La Hongrie et ses mesures d’urgence face au Covid-19, mais aussi celles de la Pologne, à défaut de faire l’objet d’un débat spécifique, ne devraient pas être oubliées par les parlementaires dans leur résolution mise aux voix vendredi 17 avril.
Sauf coup de théâtre, tous les groupes du PE, à l’exception du CRE, de la GUE/NGL et de l'ID, devraient ainsi juger « complètement incompatibles avec les valeurs européennes tant la décision du gouvernement hongrois de prolonger indéfiniment l’état d’urgence, de s’autoriser à légiférer par décret sans limitation de ce pouvoir dans le temps et d’affaiblir le contrôle parlementaire, que les mesures prises par le gouvernement polonais, à savoir modifier le code électoral (...) et organiser des élections présidentielles au beau milieu de la pandémie ».
Ils devraient aussi souligner généralement que « toutes les mesures adoptées au niveau national ou européen doivent être conformes à l’État de droit, strictement proportionnées aux exigences de la situation, clairement liées à la crise sanitaire en cours, limitées dans le temps et soumises à un examen régulier ».
Si le CRE a critiqué ce texte visant son allié polonais du PiS, c’est justement la référence au cas polonais qui a permis au groupe PPE de rallier le texte, qui évoque aussi directement les mesures d’urgence hongroises.

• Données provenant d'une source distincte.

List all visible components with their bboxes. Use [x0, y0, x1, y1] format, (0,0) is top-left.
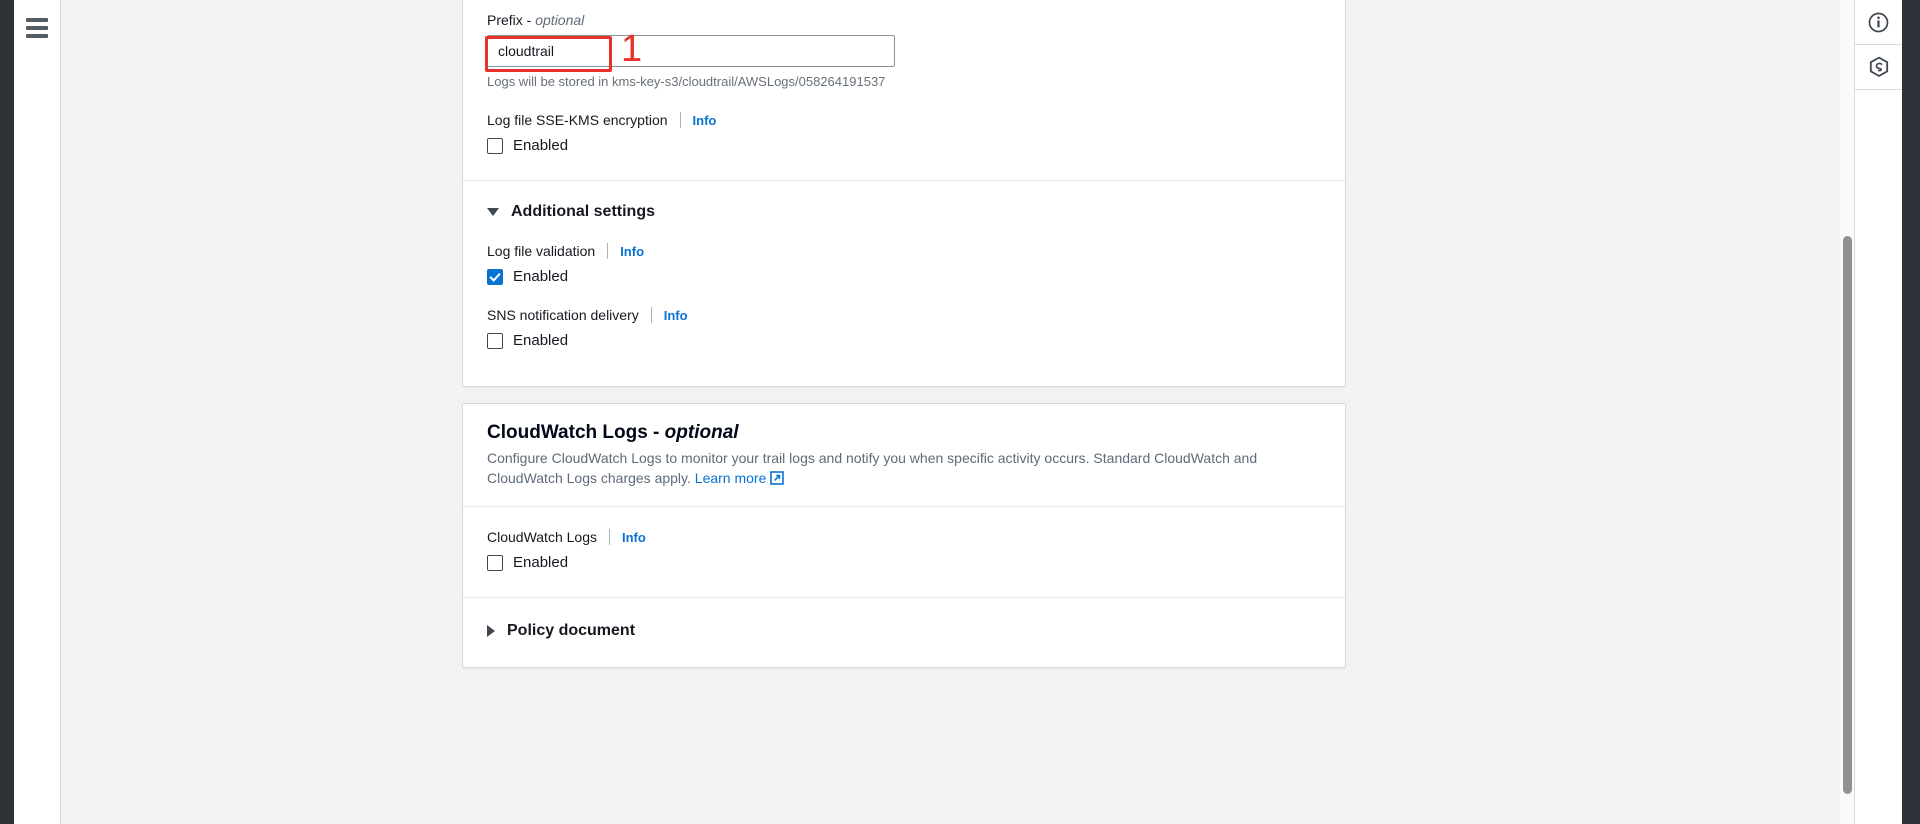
sns-notification-label: SNS notification delivery — [487, 307, 639, 323]
policy-document-group: Policy document — [463, 598, 1345, 664]
hamburger-bar — [26, 18, 48, 22]
log-file-validation-label-row: Log file validation Info — [487, 243, 1321, 259]
right-dark-edge — [1902, 0, 1920, 824]
sns-notification-group: SNS notification delivery Info Enabled — [487, 307, 1321, 349]
right-tool-rail — [1854, 0, 1902, 824]
cloudwatch-logs-info-link[interactable]: Info — [622, 530, 646, 545]
learn-more-link[interactable]: Learn more — [695, 470, 767, 486]
additional-settings-title: Additional settings — [511, 203, 655, 221]
policy-document-title: Policy document — [507, 622, 635, 640]
sns-notification-info-link[interactable]: Info — [664, 308, 688, 323]
log-file-validation-checkbox[interactable] — [487, 269, 503, 285]
sns-notification-checkbox[interactable] — [487, 333, 503, 349]
cloudwatch-logs-label-row: CloudWatch Logs Info — [487, 529, 1321, 545]
additional-settings-group: Additional settings Log file validation … — [463, 181, 1345, 349]
sse-kms-enabled-checkbox[interactable] — [487, 138, 503, 154]
cloudwatch-description-text: Configure CloudWatch Logs to monitor you… — [487, 450, 1257, 486]
log-file-validation-group: Log file validation Info Enabled — [487, 243, 1321, 285]
cloudwatch-panel-optional-text: optional — [665, 422, 739, 443]
hamburger-bar — [26, 34, 48, 38]
sse-kms-enabled-checkbox-row[interactable]: Enabled — [487, 137, 1321, 154]
cloudwatch-logs-label: CloudWatch Logs — [487, 529, 597, 545]
label-separator — [651, 307, 652, 323]
vertical-scrollbar-thumb[interactable] — [1843, 236, 1852, 794]
log-file-validation-checkbox-row[interactable]: Enabled — [487, 268, 1321, 285]
menu-toggle-icon[interactable] — [26, 18, 48, 38]
main-content-scroll-area: Prefix - optional Logs will be stored in… — [61, 0, 1854, 824]
cloudwatch-panel-header: CloudWatch Logs - optional Configure Clo… — [463, 404, 1345, 506]
sns-notification-checkbox-row[interactable]: Enabled — [487, 332, 1321, 349]
cloudwatch-logs-checkbox[interactable] — [487, 555, 503, 571]
storage-location-panel: Prefix - optional Logs will be stored in… — [462, 0, 1346, 387]
cloudwatch-logs-panel: CloudWatch Logs - optional Configure Clo… — [462, 403, 1346, 668]
sns-notification-checkbox-label: Enabled — [513, 332, 568, 349]
left-dark-edge — [0, 0, 14, 824]
main-content: Prefix - optional Logs will be stored in… — [61, 0, 1854, 824]
sse-kms-enabled-label: Enabled — [513, 137, 568, 154]
label-separator — [607, 243, 608, 259]
app-root: Prefix - optional Logs will be stored in… — [0, 0, 1920, 824]
cloudwatch-logs-checkbox-row[interactable]: Enabled — [487, 554, 1321, 571]
additional-settings-expander[interactable]: Additional settings — [487, 203, 1321, 221]
vertical-scrollbar-track[interactable] — [1840, 0, 1854, 824]
cloudwatch-logs-checkbox-label: Enabled — [513, 554, 568, 571]
external-link-icon — [770, 470, 784, 490]
shield-icon — [1868, 56, 1890, 78]
hamburger-bar — [26, 26, 48, 30]
cloudwatch-panel-title: CloudWatch Logs - optional — [487, 422, 1321, 444]
left-nav-rail — [14, 0, 61, 824]
prefix-helper-text: Logs will be stored in kms-key-s3/cloudt… — [487, 73, 1321, 90]
chevron-right-icon — [487, 625, 495, 637]
sns-notification-label-row: SNS notification delivery Info — [487, 307, 1321, 323]
prefix-optional-text: optional — [535, 12, 584, 28]
sse-kms-info-link[interactable]: Info — [693, 113, 717, 128]
chevron-down-icon — [487, 208, 499, 216]
cloudwatch-panel-title-text: CloudWatch Logs - — [487, 422, 665, 443]
policy-document-expander[interactable]: Policy document — [487, 622, 1321, 640]
cloudwatch-logs-group: CloudWatch Logs Info Enabled — [463, 507, 1345, 597]
prefix-field-group: Prefix - optional Logs will be stored in… — [463, 0, 1345, 90]
cloudshell-button[interactable] — [1855, 45, 1902, 90]
log-file-validation-checkbox-label: Enabled — [513, 268, 568, 285]
info-icon — [1868, 12, 1889, 33]
sse-kms-label-row: Log file SSE-KMS encryption Info — [487, 112, 1321, 128]
prefix-label: Prefix - optional — [487, 11, 1321, 29]
sse-kms-group: Log file SSE-KMS encryption Info Enabled — [463, 90, 1345, 180]
log-file-validation-info-link[interactable]: Info — [620, 244, 644, 259]
prefix-input[interactable] — [487, 35, 895, 67]
sse-kms-label: Log file SSE-KMS encryption — [487, 112, 668, 128]
label-separator — [609, 529, 610, 545]
info-panel-button[interactable] — [1855, 0, 1902, 45]
log-file-validation-label: Log file validation — [487, 243, 595, 259]
prefix-label-text: Prefix - — [487, 12, 535, 28]
label-separator — [680, 112, 681, 128]
cloudwatch-panel-description: Configure CloudWatch Logs to monitor you… — [487, 448, 1321, 490]
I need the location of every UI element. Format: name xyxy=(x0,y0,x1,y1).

Le groupe, par ailleurs divisé sur le ‘cas’ Viktor Orbán, « peut vivre avec », dit une source. La GUE/NGL, elle, a dénoncé globalement un texte rempli de « platitudes ».
Sanctions budgétaires
Les députés devraient aussi inviter la Commission à « évaluer sans délai la conformité des mesures d’urgence aux traités et de faire plein usage de l’ensemble des outils et sanctions à la disposition de l’Union, y compris des mesures budgétaires, pour lutter contre cette atteinte grave et répétée ». Quant au Conseil, il est prié de réinscrire les travaux sur l’article 7 à son ordre du jour.
Les groupes du PE étaient convenus, le 2 avril, de ne pas organiser de débat spécifique à la Hongrie, mais de confier au président David Sassoli le soin d’écrire à la Commission, ce qui a été fait le lendemain. Ursula von der Leyen a répondu à la missive le 7 avril. Dans sa réponse, elle confirme que le cas hongrois inquiète plus que les autres en ce que les mesures d’urgence apparaissent plus « étendues » qu’ailleurs, compte tenu notamment du fait que n’existe pas de « claire limite de temps ».
Lors du débat des députés, jeudi matin (voir autre nouvelle), la présidente n’est toutefois pas revenue sur le cas hongrois. Dans l’hémicycle, c’est surtout le Roumain Dacian Cioloș, président de Renew Europe, qui s’est montré le plus virulent, affirmant que les « les régimes autoritaires ne sont pas mieux armés » que les autres face à la pandémie et que « sous aucun prétexte » les libertés fondamentales ne doivent être remises en cause. « Cela, tout le monde doit l’entendre, y compris Viktor Orbán », a dit le libéral.